Commonly used opioid based substance   

Oral: Codeine containing cough syrups (Corex),

            Cap. Spasmoproxyvon (Dextropropoxyphene phensidyl,)

            Raw opium (Afim), khus-khus, poppy seeds

Parenteral (I.V. use): Heroin, Morphine, Pethidine, Buprenorphine (tidigesic, norphine), Pentazocine (fortwin)

Chasing: Heroin (brown sugar)

Symptoms of Opioid intoxication (Overdose)

Euphoria/ Dysphoria , Retardation/Agitation, Impaired judgment , Constricted Pupils, Drowsiness, Dry mouth/nose, Constipation and the most severe is Respiratory Depression to death as well.

Withdrawal Symptoms of Opioid Addiction: Body ache, diarrhea, lacrimation, dilated pupil, insomnia.

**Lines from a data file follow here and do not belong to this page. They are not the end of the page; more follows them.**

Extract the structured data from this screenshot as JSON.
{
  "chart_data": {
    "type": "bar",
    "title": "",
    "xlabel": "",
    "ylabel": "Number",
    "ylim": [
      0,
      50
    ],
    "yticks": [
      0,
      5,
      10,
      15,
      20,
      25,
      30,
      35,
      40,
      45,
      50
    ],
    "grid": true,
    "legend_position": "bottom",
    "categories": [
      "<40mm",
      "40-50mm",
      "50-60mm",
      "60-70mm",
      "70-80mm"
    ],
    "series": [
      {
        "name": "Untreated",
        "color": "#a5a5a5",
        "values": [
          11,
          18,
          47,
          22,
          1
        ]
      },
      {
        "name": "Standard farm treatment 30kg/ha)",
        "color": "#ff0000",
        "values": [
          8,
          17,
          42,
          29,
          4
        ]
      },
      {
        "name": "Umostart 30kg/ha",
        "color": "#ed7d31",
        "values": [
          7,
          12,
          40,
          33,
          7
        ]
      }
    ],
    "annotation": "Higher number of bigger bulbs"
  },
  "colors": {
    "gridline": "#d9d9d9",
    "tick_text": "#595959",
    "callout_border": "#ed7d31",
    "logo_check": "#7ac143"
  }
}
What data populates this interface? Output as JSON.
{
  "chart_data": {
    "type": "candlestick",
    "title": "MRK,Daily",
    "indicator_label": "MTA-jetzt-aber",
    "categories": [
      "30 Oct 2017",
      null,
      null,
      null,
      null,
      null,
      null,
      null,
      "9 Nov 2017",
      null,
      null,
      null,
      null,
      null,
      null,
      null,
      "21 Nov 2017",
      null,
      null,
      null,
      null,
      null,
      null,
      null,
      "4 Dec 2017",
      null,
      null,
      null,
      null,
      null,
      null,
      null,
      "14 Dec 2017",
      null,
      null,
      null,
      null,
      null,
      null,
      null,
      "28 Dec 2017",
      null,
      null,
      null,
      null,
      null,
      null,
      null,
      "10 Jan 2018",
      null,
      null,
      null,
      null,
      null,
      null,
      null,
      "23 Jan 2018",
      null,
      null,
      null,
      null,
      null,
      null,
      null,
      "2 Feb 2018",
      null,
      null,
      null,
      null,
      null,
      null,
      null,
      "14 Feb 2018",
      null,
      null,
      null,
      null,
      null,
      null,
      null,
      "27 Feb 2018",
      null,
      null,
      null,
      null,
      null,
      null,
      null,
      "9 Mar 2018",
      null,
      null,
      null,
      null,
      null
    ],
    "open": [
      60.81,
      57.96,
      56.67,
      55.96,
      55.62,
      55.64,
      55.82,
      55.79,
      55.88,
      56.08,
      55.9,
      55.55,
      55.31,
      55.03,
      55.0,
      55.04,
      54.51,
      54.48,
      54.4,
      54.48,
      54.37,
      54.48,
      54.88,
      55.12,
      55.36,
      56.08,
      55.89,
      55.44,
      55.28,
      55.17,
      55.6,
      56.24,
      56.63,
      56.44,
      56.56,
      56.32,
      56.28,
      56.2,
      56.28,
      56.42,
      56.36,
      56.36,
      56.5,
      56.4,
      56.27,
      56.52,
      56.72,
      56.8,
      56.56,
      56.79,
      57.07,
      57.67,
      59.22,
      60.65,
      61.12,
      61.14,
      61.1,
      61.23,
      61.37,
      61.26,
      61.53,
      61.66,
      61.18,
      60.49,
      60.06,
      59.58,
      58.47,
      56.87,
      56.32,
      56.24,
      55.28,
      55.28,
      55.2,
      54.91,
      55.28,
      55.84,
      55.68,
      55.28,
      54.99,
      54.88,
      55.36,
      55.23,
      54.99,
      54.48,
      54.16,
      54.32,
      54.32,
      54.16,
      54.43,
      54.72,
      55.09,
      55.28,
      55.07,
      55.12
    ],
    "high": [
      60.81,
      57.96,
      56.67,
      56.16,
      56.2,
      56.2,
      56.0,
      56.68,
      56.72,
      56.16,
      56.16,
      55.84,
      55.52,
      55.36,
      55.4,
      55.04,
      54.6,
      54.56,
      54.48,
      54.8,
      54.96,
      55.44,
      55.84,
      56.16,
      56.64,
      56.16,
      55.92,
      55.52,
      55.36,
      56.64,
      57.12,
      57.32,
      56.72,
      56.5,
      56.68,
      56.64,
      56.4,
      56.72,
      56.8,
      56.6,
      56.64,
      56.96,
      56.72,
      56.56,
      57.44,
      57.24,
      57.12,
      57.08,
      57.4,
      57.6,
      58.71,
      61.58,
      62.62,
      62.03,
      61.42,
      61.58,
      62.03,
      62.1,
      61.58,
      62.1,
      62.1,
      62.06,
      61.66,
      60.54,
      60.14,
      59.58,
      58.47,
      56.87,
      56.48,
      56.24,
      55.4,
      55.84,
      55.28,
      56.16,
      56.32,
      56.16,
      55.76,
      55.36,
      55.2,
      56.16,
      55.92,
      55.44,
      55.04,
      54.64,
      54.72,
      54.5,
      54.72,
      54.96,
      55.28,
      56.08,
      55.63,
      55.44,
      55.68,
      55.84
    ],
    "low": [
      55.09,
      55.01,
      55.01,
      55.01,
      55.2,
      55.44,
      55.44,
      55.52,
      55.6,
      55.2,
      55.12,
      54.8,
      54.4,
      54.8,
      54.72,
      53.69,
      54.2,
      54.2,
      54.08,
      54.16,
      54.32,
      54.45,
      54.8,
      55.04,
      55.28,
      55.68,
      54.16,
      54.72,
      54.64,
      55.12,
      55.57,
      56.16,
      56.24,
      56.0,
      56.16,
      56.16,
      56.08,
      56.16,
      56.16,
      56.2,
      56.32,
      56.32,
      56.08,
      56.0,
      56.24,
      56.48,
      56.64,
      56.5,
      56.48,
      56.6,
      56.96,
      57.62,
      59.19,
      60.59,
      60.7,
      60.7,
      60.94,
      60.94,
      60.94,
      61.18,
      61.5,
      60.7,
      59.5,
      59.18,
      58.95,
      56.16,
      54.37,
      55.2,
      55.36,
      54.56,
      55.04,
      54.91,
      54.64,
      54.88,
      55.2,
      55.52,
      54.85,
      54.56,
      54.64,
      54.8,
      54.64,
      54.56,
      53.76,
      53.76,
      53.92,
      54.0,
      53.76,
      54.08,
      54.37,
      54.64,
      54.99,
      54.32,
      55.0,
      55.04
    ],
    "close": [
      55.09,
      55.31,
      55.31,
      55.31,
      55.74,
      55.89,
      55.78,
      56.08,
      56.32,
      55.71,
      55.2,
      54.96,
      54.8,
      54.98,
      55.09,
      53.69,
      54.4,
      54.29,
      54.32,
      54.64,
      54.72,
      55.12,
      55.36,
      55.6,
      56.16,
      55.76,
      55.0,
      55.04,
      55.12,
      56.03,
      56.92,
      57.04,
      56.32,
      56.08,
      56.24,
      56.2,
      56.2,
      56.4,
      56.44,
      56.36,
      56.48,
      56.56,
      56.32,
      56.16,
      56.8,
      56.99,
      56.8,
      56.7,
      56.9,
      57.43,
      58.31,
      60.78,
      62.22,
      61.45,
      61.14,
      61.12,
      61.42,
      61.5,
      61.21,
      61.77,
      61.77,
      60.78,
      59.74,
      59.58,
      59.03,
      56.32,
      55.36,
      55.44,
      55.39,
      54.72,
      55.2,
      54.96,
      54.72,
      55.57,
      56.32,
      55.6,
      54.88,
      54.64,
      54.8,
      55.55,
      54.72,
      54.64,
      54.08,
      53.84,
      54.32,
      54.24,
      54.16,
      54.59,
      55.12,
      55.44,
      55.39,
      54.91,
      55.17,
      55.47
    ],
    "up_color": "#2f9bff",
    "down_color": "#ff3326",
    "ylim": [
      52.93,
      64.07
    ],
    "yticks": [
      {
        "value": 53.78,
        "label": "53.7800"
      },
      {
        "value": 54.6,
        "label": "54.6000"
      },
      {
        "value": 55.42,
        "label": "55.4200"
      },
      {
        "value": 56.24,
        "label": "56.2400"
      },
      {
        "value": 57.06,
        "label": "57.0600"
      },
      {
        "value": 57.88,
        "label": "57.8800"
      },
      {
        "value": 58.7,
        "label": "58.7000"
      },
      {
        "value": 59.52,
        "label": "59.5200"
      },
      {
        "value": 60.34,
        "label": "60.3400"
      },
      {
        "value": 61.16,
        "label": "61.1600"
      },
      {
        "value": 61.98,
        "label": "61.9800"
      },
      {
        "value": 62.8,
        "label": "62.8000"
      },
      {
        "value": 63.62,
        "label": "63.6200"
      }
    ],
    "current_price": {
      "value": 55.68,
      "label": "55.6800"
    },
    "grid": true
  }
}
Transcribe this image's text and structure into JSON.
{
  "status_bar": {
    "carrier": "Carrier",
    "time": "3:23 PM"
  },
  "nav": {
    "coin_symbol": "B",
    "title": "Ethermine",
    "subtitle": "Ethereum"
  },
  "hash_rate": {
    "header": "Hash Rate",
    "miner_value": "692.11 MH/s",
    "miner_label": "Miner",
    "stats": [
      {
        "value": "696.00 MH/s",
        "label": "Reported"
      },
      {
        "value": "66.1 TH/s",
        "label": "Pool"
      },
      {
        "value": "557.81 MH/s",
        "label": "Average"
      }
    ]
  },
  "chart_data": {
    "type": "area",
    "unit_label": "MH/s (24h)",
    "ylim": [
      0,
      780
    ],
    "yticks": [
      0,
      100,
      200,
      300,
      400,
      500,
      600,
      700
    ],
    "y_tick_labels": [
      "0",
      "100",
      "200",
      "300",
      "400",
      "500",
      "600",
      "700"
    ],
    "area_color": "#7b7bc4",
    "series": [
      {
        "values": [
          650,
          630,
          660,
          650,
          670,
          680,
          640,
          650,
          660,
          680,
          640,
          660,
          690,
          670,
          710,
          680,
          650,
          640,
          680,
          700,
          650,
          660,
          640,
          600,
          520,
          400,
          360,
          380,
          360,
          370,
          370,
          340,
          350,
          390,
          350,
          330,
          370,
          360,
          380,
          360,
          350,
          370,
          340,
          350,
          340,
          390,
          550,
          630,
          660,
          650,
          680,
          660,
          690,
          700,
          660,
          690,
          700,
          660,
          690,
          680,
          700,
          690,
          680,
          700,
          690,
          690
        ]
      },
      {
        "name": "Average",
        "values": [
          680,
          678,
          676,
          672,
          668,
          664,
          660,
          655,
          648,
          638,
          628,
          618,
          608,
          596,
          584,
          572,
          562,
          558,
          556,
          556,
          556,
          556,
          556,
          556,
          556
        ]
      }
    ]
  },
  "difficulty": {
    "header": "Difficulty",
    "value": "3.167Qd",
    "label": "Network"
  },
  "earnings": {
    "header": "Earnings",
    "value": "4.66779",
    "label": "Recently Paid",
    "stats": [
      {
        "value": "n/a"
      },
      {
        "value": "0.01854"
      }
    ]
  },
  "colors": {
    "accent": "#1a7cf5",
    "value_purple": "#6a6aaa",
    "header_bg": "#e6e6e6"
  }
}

                                                                                                                                                

Treatment

We are using two main modalities for the treatment of opioid addiction: Pharmacotherapy and Psychosocial therapy.

A) Pharmacotherapies now available for opioid addiction include
(1) agonist maintenance with methadone;
(2) partial‐agonist maintenance with buprenorphine or buprenorphine plus naloxone;
(3) antagonist maintenance using naltrexone; and
(4) the use of antiwithdrawal (“detoxification”) agents (e.g., methadone, buprenorphine, and/or clonidine) for brief periods, and in tapering doses, to facilitate entry into drug‐free or antagonist treatment.

B) Psychosocial approaches, mutual‐help programs and 12‐Step‐ or abstinence‐based treatment programs are important modalities in the treatment of addiction to heroin and other opioid, either as stand‐alone interventions or in combination with pharmacotherapy.